In short, the thrill of leaving the bonds of Earth behind gives way to congressional hearings and bureaucracy -- a reasonable development, predicated on balancing limited resources at home against the impulse to explore, which, alas, isn't especially dramatic.
As a consequence, "The First" is weighed down in multiple ways. Penn brings a weary gravitas to the central role as part of a well-cast ensemble, wrestling with challenges and personal demons. But most of those situations come across as a trifle cliched, leaving the stirring music, by Colin Stetson, as the show's most memorable aspect.
Part of the problem is "The First" gets caught in a sort of narrative no-man's land, hewing closer to looks back at the space program than the more forward-thinking science fiction we've come to know. Even then, the earthbound storytelling feels flat compared to "The Martian" or "Apollo 13" -- with the Neil Armstrong biography "First Man" on the launchpad -- all examples of the can-do spirit that has always made the ideal of space travel so uplifting and noble.

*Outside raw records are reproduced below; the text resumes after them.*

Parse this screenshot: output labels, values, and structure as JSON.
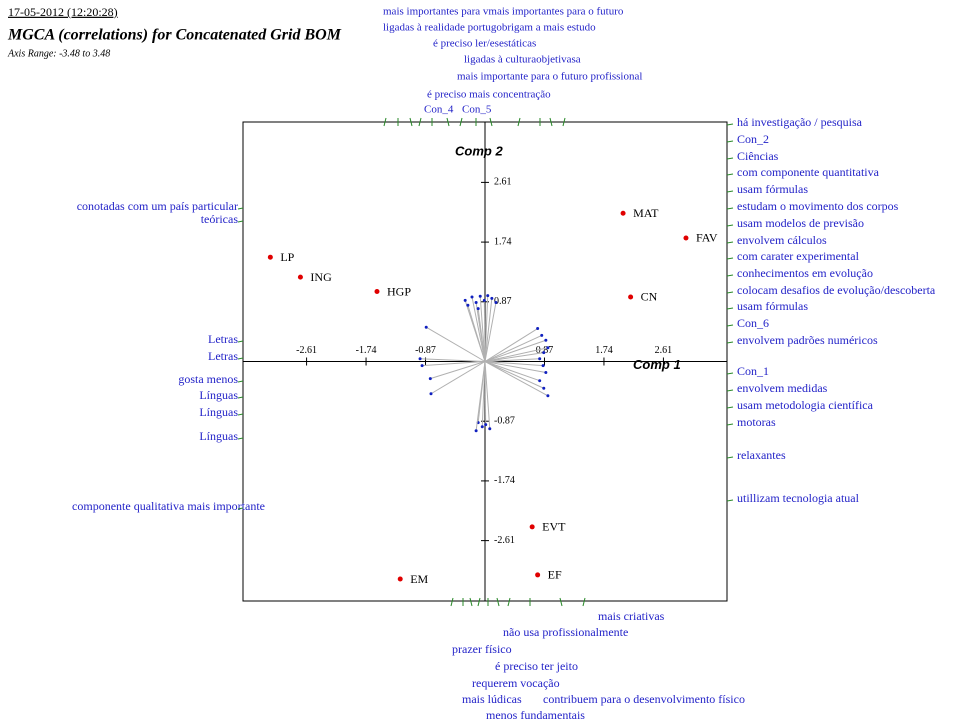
{
  "chart_data": {
    "type": "scatter",
    "timestamp": "17-05-2012 (12:20:28)",
    "title": "MGCA (correlations) for Concatenated Grid BOM",
    "subtitle": "Axis Range:   -3.48 to   3.48",
    "x_label": "Comp 1",
    "y_label": "Comp 2",
    "xlim": [
      -3.54,
      3.54
    ],
    "ylim": [
      -3.49,
      3.49
    ],
    "xticks": [
      -2.61,
      -1.74,
      -0.87,
      0.87,
      1.74,
      2.61
    ],
    "yticks": [
      2.61,
      1.74,
      0.87,
      -0.87,
      -1.74,
      -2.61
    ],
    "point_color": "#e00000",
    "vector_color": "#b0b0b0",
    "elements": {
      "names": [
        "MAT",
        "FAV",
        "CN",
        "LP",
        "ING",
        "HGP",
        "EVT",
        "EF",
        "EM"
      ],
      "x": [
        2.02,
        2.94,
        2.13,
        -3.14,
        -2.7,
        -1.58,
        0.69,
        0.77,
        -1.24
      ],
      "y": [
        2.16,
        1.8,
        0.94,
        1.52,
        1.23,
        1.02,
        -2.41,
        -3.11,
        -3.17
      ]
    },
    "vectors": {
      "x": [
        -0.29,
        -0.25,
        -0.19,
        -0.13,
        -0.07,
        -0.01,
        0.04,
        0.1,
        0.16,
        -0.1,
        0.77,
        0.83,
        0.89,
        0.92,
        0.86,
        0.8,
        0.85,
        0.89,
        0.8,
        0.86,
        0.92,
        -0.86,
        -0.95,
        -0.92,
        -0.8,
        -0.79,
        -0.1,
        -0.04,
        0.01,
        0.07,
        -0.13
      ],
      "y": [
        0.89,
        0.82,
        0.94,
        0.86,
        0.95,
        0.89,
        0.96,
        0.92,
        0.86,
        0.77,
        0.48,
        0.38,
        0.31,
        0.2,
        0.13,
        0.04,
        -0.06,
        -0.16,
        -0.28,
        -0.39,
        -0.5,
        0.5,
        0.04,
        -0.06,
        -0.25,
        -0.47,
        -0.89,
        -0.95,
        -0.92,
        -0.98,
        -1.01
      ]
    },
    "constructs": {
      "top": [
        "mais importantes para vmais importantes para o futuro",
        "ligadas à realidade portugobrigam a mais estudo",
        "é preciso ler/esestáticas",
        "ligadas à culturaobjetivasa",
        "mais importante para o futuro profissional",
        "é preciso mais concentração",
        "Con_4",
        "Con_5"
      ],
      "right": [
        "há investigação / pesquisa",
        "Con_2",
        "Ciências",
        "com componente quantitativa",
        "usam fórmulas",
        "estudam o movimento dos corpos",
        "usam modelos de previsão",
        "envolvem cálculos",
        "com carater experimental",
        "conhecimentos em evolução",
        "colocam desafios de evolução/descoberta",
        "usam fórmulas",
        "Con_6",
        "envolvem padrões numéricos",
        "Con_1",
        "envolvem medidas",
        "usam metodologia científica",
        "motoras",
        "relaxantes",
        "utillizam tecnologia atual"
      ],
      "left": [
        "conotadas com um país particular",
        "teóricas",
        "Letras",
        "Letras",
        "gosta menos",
        "Línguas",
        "Línguas",
        "Línguas",
        "componente qualitativa mais importante"
      ],
      "bottom": [
        "mais criativas",
        "não usa profissionalmente",
        "prazer físico",
        "é preciso ter jeito",
        "requerem vocação",
        "mais lúdicas",
        "contribuem para o desenvolvimento físico",
        "menos fundamentais"
      ]
    }
  }
}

The clear message is that scientific breakthroughs come at a price, a point McElhone's character addresses explicitly in a later episode. "When it comes to Mars, we must get used to death," she says.
"The First" does a credible job of contemplating the costs of space travel, where, to quote an old line, no one can hear you scream. But wading through season one of this stiff but earnest series, it's possible someone will hear you snore.
Bonus review: There's a better streaming series premiering the same day, but Amazon's "Forever" pretty well thwarts efforts to review it, largely because of the twists and turns that the show takes.
Starring Fred Armisen and Maya Rudolph as a married couple (introduced in a long silent sequence that, alas, might be as good as the show gets), the provocative series was created by Alan Yang ("Master of None") and Matt Hubbard ("30 Rock").
Without giving anything away (which isn't easy), "Forever" tackles some big issues about life, loss and what happens to a relationship when people discover they want different things. The half-hour show does so in a manner that cleverly pulls the viewer along from episode to episode, even if its answers, while intriguing, aren't quite equal to the buildup.
Nevertheless, in its quiet way it's a more ambitious journey than "The First," keeping the audience off-balance throughout the eight episodes. That's worth something, in a series that explores a different but no less mysterious frontier.
"The First" premieres Sept. 14 on Hulu. "Forever" premieres the same day on Amazon.